Three Mile Island future important to Pennsylvania
Any Pennsylvania resident who has watched the state’s financial fortunes worsen over the past decade probably wonders how the owner of the Three Mile Island nuclear power plant near Harrisburg can be so naive to think that the commonwealth is capable of providing financial aid to the facility anytime soon.
During the winter, when the still-uncompleted 2017-18 budget-preparation exercise began, the state’s deficit was estimated to be about
$3 billion. Now, less than a month before the June 30 budget-preparation deadline, there’s still no concrete evidence that the state government’s legislative and executive branches have made significant progress in reducing that troubling number.
Still, Chicago-based energy company Exelon Corp., TMI’s owner, is threatening to close the plant in 2019, unless it receives government aid.
TMI has been unprofitable for years, and last month it was dealt another setback.
For the third year in a row, it didn’t find an advance buyer for its electricity in a regional power auction for the years 2020 and 2021.
On Wednesday, the Wall Street Journal reported that Exelon would accelerate the plant’s retirement unless it received a commitment of federal or state money.
The prospects for any money from Washington are unknown, but up to now Pennsylvania has been reluctant to subsidize it, as some states have done to keep their nuclear facilities operating.
The Journal quoted Exelon Chief Executive Chris Crane, who said, “Like New York and Illinois before it, (Pennsylvania) has an opportunity to take a leadership role by implementing a policy solution to preserve its nuclear-energy facilities.”
However, responses to that comment by state residents who realize the financial challenges Pennsylvania is facing might be “Fat chance” or “Don’t hold your breath.”
According to the Journal, TMI would be at least the fifth U.S. nuclear facility targeted for closing by 2025. Meanwhile, four other plants have closed during the past four years. The five proposed closings would shorten the nation’s nuclear power plant roster to about 60 facilities.
Across America, nuclear plants are facing stiff competition from other electricity sources, especially plants powered by natural gas.
As Pennsylvania is well aware, hydraulic fracturing, also known as fracking, has unlocked huge quantities of natural gas, both here and in some other states.

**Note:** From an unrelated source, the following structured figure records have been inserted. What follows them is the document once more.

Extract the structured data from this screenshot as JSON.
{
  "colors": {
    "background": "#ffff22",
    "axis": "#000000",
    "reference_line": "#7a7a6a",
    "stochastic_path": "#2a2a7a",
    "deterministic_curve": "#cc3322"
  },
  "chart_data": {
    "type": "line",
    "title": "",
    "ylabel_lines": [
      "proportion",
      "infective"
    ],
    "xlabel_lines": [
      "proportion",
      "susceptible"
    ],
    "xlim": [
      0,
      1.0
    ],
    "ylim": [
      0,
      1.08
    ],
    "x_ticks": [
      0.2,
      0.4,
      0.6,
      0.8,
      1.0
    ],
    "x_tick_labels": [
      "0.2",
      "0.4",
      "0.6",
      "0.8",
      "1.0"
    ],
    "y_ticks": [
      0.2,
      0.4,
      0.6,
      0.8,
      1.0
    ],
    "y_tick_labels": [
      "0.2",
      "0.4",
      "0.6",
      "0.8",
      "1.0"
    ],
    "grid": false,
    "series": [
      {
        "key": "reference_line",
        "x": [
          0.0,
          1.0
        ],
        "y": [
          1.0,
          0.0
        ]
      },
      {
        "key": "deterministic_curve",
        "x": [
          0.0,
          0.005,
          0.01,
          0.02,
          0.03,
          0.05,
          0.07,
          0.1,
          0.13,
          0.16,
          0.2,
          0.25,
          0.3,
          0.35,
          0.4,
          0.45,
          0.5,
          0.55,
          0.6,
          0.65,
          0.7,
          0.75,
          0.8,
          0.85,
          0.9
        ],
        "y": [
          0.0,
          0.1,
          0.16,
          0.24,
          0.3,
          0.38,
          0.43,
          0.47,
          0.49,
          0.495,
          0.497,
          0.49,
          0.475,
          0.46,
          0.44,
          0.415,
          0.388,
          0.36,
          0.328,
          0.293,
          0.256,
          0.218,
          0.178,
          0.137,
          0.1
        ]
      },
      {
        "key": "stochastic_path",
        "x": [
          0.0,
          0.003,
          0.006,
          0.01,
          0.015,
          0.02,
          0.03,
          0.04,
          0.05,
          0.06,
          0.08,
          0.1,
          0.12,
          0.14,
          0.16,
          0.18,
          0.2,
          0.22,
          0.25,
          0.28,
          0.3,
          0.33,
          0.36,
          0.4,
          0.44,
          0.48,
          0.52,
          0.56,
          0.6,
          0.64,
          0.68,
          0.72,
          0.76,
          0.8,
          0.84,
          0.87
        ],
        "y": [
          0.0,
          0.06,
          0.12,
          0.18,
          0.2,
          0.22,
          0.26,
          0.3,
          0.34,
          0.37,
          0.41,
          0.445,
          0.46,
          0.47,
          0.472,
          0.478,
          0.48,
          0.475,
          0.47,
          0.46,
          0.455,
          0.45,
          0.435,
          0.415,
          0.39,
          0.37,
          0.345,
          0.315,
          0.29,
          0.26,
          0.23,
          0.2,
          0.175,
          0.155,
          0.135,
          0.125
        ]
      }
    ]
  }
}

For the third year in a row, passage of a severance tax on natural gas drilling is a priority of Gov. Tom Wolf but, as it’s done for the 2015-16 and 2016-17 fiscal years, the Legislature won’t bow to the governor’s wish for 2017-18, fearing that the industry would curtail its Keystone State activity.
On the issue of nuclear power plants’ demise, there’s a point to consider:
Without nuclear power as a competitive source, would power customers someday face significantly higher electricity bills, since competition helps to keep prices reasonable?
According to federal data, nuclear power generated 20 percent of U.S. electricity in 2016; natural gas, 34 percent; and coal, 30 percent, with the rest coming from renewable resources such as hydroelectric dams.
Several nuclear plants are under construction in the southern United States, but they’re behind schedule, billions of dollars over budget, and not without uncertainties.
The closing of TMI would be a blow to this state, just like diminished activity by the natural gas industry.
Pennsylvania’s leaders are dealing with another difficult budget-preparation process, but they shouldn’t ignore TMI’s plight and future.